Add functionality to extract PDF text from specific regions #62

PavlosMelissinos · 2021-01-12T00:24:39Z

Description of your pull request

(Feel free to squash & merge and use this as a commit message!)

Add functionality in pdfboxing.text to extract pdf text from specific regions

Large PDF documents can contain too much content to be properly parsed at once. It would often be preferable to locate the regions that contain the information and extract text from those instead, increasing parsing accuracy and retaining the semantics at the same time.

It's a rather small change that should not introduce a significant maintenance overhead.

Addresses #61

Pull request checklist

Before submitting the PR make sure the following things have been done
(and denote this by checking the relevant checkboxes):

The code is consistent with Clojure style guide.
All code passes the linter (clj-kondo --lint src).
You've added tests (if possible) to cover your change(s).
All tests are passing.
The commits are consistent with the Git commit style guide.
You've updated the changelog (if adding/changing user-visible functionality).

Thanks!

I had added my change in the beginning of the changelog, incorrectly. This commit fixes that mistake.
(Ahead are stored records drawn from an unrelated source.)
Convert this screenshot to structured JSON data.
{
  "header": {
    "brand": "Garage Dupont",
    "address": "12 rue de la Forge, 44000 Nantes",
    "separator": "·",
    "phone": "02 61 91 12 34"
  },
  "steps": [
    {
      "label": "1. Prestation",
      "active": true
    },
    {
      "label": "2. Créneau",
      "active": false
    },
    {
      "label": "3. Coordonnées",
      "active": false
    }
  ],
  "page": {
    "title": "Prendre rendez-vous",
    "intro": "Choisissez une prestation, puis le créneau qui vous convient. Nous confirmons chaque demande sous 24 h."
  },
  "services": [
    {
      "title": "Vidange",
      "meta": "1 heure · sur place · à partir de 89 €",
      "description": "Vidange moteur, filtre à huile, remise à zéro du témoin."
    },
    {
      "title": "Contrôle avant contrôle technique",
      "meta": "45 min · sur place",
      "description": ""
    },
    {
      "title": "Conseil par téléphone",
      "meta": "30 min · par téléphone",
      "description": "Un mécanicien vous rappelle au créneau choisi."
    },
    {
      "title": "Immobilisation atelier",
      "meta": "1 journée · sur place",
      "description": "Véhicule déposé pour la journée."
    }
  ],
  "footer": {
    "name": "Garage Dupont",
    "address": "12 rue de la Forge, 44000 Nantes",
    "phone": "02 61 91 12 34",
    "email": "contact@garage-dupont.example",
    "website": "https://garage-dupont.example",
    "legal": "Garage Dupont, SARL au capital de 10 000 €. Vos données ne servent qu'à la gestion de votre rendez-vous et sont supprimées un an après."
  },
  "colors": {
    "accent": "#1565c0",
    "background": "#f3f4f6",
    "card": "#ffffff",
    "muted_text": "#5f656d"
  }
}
dotemacs · 2021-01-12T00:29:29Z

Thanks for your work on this @PavlosMelissinos!

I'll try to merge soon. If you don't see any movement on this, do ping me to remind me.

Thanks again!

PavlosMelissinos · 2021-01-13T22:59:51Z

I just pushed a tiny commit that updates the docstring of the function!

I also realized that:

extract-by-areas is not very robust without specs (if the user omits a coordinate it crashes) and
I haven't added a section in the README.

How do you feel about defaulting missing coordinates to 0?
As in:

{:w 280
 :h 100}

should give the same result as:

{:x           0
 :y           0
 :w           280
 :h           100
 :page-number 0}

* Missing coordinates are now assumed 0 * Added new test case with missing coords

PavlosMelissinos · 2021-01-15T23:58:48Z

I've been thinking about this for a while and, well, having area-text throw an exception if a coordinate is missing doesn't sit right with me. So I've:

made 0 the default value of coordinates, according to the example in my previous comment and
added docs for the function

I think I like it better this way but let me know what you think and I'll revert if needed...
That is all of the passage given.